As for the shamefulness of the rising appeal for boutique practices among the colonial herbalists (doctors), I have yet to find the heart—without compromising my laptop with my actual fists—to address what I feel is the bottom of colonial material indulgence among our doctors. You’ve put a finger on a matter close to the hearts of many. An increasing number of patients where I come from have to see their doctors after hours, in far away places (often by Trotro or Okada), in boutique clinics, behind shiny large mahogany desks, and inside heavily air-conditioned rooms. The patient, once inside the boutique must pay for the desk, the air-conditioning, the carpet, the task chair (just imported from China); the patient must pay for the doctor’s shoes, the doctor’s dry cleaning, and so on. By the time the patient is actually ready to pay for the care he was promised way back in the public hospital that he would receive if he came to the private clinic, all the money in his pocket have evaporated up into the ceilings with the warm air and been pushed outside by the air-conditioning pump. The trouble is that the patient never gets his much needed care. The best he gets, if any, is guess work. If our ancestors, the herbalists, guessed as much as these colonial herbalists do now, they would have been labeled quacks. Quacks, however, in the twenty-first century—unbeknownst to our dear people—come in dry-cleaned clothing and shiny English shoes, sitting behind mahogany desks with stethoscopes in hand.

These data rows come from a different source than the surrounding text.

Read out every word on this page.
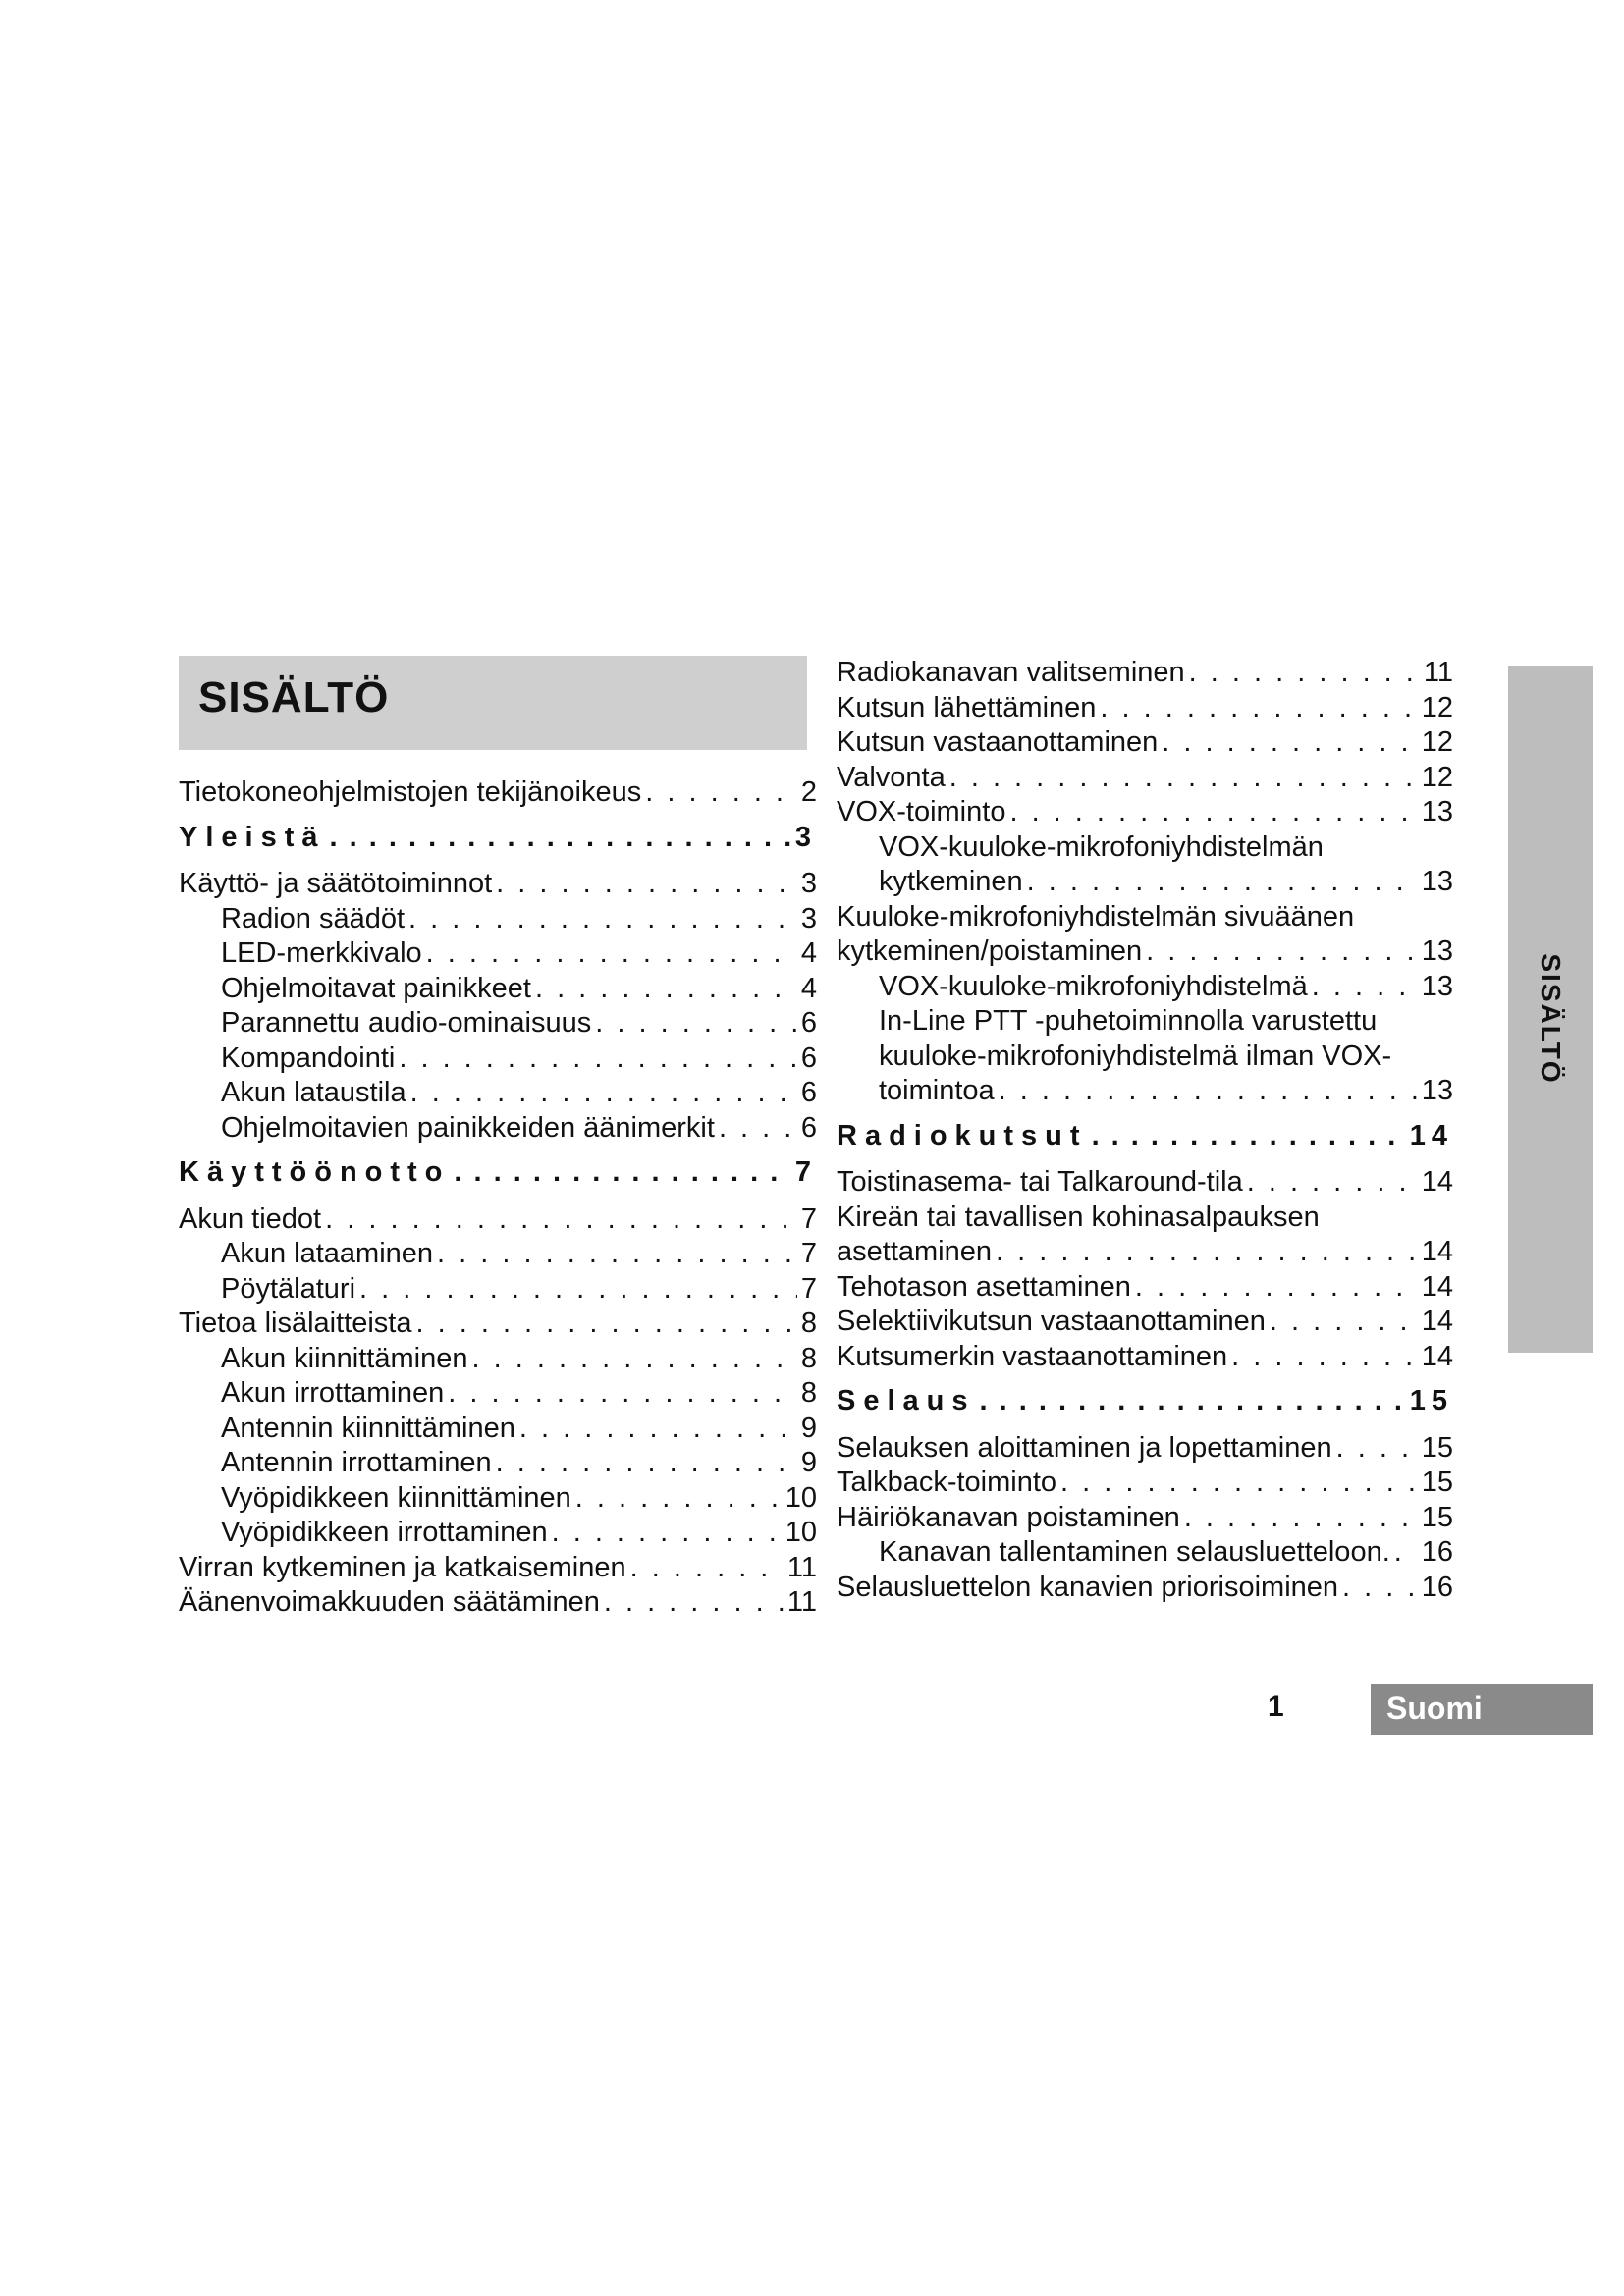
SISÄLTÖ
Tietokoneohjelmistojen tekijänoikeus . . .	2
Yleistä . . .	3
Käyttö- ja säätötoiminnot . . .	3
Radion säädöt . . .	3
LED-merkkivalo . . .	4
Ohjelmoitavat painikkeet . . .	4
Parannettu audio-ominaisuus . . .	6
Kompandointi . . .	6
Akun lataustila . . .	6
Ohjelmoitavien painikkeiden äänimerkit . . .	6
Käyttöönotto . . .	7
Akun tiedot . . .	7
Akun lataaminen . . .	7
Pöytälaturi . . .	7
Tietoa lisälaitteista . . .	8
Akun kiinnittäminen . . .	8
Akun irrottaminen . . .	8
Antennin kiinnittäminen . . .	9
Antennin irrottaminen . . .	9
Vyöpidikkeen kiinnittäminen . . .	10
Vyöpidikkeen irrottaminen . . .	10
Virran kytkeminen ja katkaiseminen . . .	11
Äänenvoimakkuuden säätäminen . . .	11
Radiokanavan valitseminen . . .	11
Kutsun lähettäminen . . .	12
Kutsun vastaanottaminen . . .	12
Valvonta . . .	12
VOX-toiminto . . .	13
VOX-kuuloke-mikrofoniyhdistelmän
kytkeminen . . .	13
Kuuloke-mikrofoniyhdistelmän sivuäänen
kytkeminen/poistaminen . . .	13
VOX-kuuloke-mikrofoniyhdistelmä . . .	13
In-Line PTT -puhetoiminnolla varustettu
kuuloke-mikrofoniyhdistelmä ilman VOX-
toimintoa . . .	13
Radiokutsut . . .	14
Toistinasema- tai Talkaround-tila . . .	14
Kireän tai tavallisen kohinasalpauksen
asettaminen . . .	14
Tehotason asettaminen . . .	14
Selektiivikutsun vastaanottaminen . . .	14
Kutsumerkin vastaanottaminen . . .	14
Selaus . . .	15
Selauksen aloittaminen ja lopettaminen . . .	15
Talkback-toiminto . . .	15
Häiriökanavan poistaminen . . .	15
Kanavan tallentaminen selausluetteloon. . . . 16
Selausluettelon kanavien priorisoiminen . . .	16
SISÄLTÖ
1	Suomi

The way colonial education works is that it shrouds the point of view of the sick and their loved ones. My great grandparents, for some reason, knew that hospitals and clinics built by colonial herbalists practiced quackery. They were not always correct by my own estimation. No one is. But their insights are worth examining today. My great grandparents refused to be sent to hospitals in their old age and be killed there. They chose to die at home, away from the dirty hands of the colonially educated herbalists who have little respect for the sick they treat. How is Korle Bu Teaching Hospital (the biggest most advanced hospital we have in Ghana), where barely anyone survives a cardio-thoracic-surgery, any different from the hospitals and clinics my grandparents described in their old age? No difference.

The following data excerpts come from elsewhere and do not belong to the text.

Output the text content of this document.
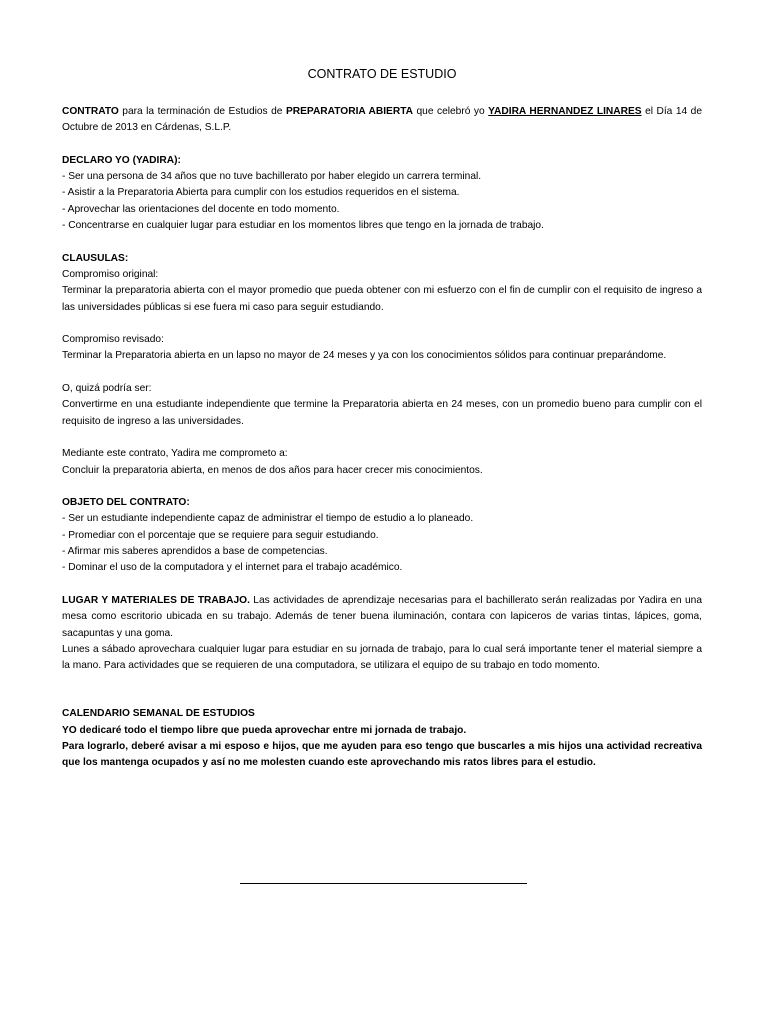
CONTRATO DE ESTUDIO

CONTRATO para la terminación de Estudios de PREPARATORIA ABIERTA que celebró yo YADIRA HERNANDEZ LINARES el Día 14 de Octubre de 2013 en Cárdenas, S.L.P.

DECLARO YO (YADIRA):

- Ser una persona de 34 años que no tuve bachillerato por haber elegido un carrera terminal.

- Asistir a la Preparatoria Abierta para cumplir con los estudios requeridos en el sistema.

- Aprovechar las orientaciones del docente en todo momento.

- Concentrarse en cualquier lugar para estudiar en los momentos libres que tengo en la jornada de trabajo.

CLAUSULAS:

Compromiso original:

Terminar la preparatoria abierta con el mayor promedio que pueda obtener con mi esfuerzo con el fin de cumplir con el requisito de ingreso a las universidades públicas si ese fuera mi caso para seguir estudiando.

Compromiso revisado:

Terminar la Preparatoria abierta en un lapso no mayor de 24 meses y ya con los conocimientos sólidos para continuar preparándome.

O, quizá podría ser:

Convertirme en una estudiante independiente que termine la Preparatoria abierta en 24 meses, con un promedio bueno para cumplir con el requisito de ingreso a las universidades.

Mediante este contrato, Yadira me comprometo a:

Concluir la preparatoria abierta, en menos de dos años para hacer crecer mis conocimientos.

OBJETO DEL CONTRATO:

- Ser un estudiante independiente capaz de administrar el tiempo de estudio a lo planeado.

- Promediar con el porcentaje que se requiere para seguir estudiando.

- Afirmar mis saberes aprendidos a base de competencias.

- Dominar el uso de la computadora y el internet para el trabajo académico.

LUGAR Y MATERIALES DE TRABAJO. Las actividades de aprendizaje necesarias para el bachillerato serán realizadas por Yadira en una mesa como escritorio ubicada en su trabajo. Además de tener buena iluminación, contara con lapiceros de varias tintas, lápices, goma, sacapuntas y una goma.

Lunes a sábado aprovechara cualquier lugar para estudiar en su jornada de trabajo, para lo cual será importante tener el material siempre a la mano. Para actividades que se requieren de una computadora, se utilizara el equipo de su trabajo en todo momento.

CALENDARIO SEMANAL DE ESTUDIOS

YO dedicaré todo el tiempo libre que pueda aprovechar entre mi jornada de trabajo.

Para lograrlo, deberé avisar a mi esposo e hijos, que me ayuden para eso tengo que buscarles a mis hijos una actividad recreativa que los mantenga ocupados y así no me molesten cuando este aprovechando mis ratos libres para el estudio.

Still, what’s even worse than the deplorable care our fellow countrymen and women receive in hospitals, and what’s even worse than the money-grabbing wealth-extracting side-boutique clinics of the materialist colonial-herbalists of today, is the transformation of large portions of public hospital- and clinic- space for private practice! Our doctors today are not ashamed to take private patients in public buildings (in their assigned offices), after so-called hours. The idea that dying patients would be waiting for a doctor in public hospitals, yet we have doctors taking private patients in their public offices at the same time, is the height of inhumanity in our healthcare system. This practice of transforming taxpayer clinics to private money extracting boutique clinics at noon, is insanity. Personally I would ask for the electric chair for any doctor caught killing fellow men in this way, but I am a nice scribe and so I ask for something to be done immediately to check this insidious practice.
You’ve nailed it…well in!
On point Narmer Amenuti.
This is an Eye-opener.
May it gets to those who could put its directives into proper use.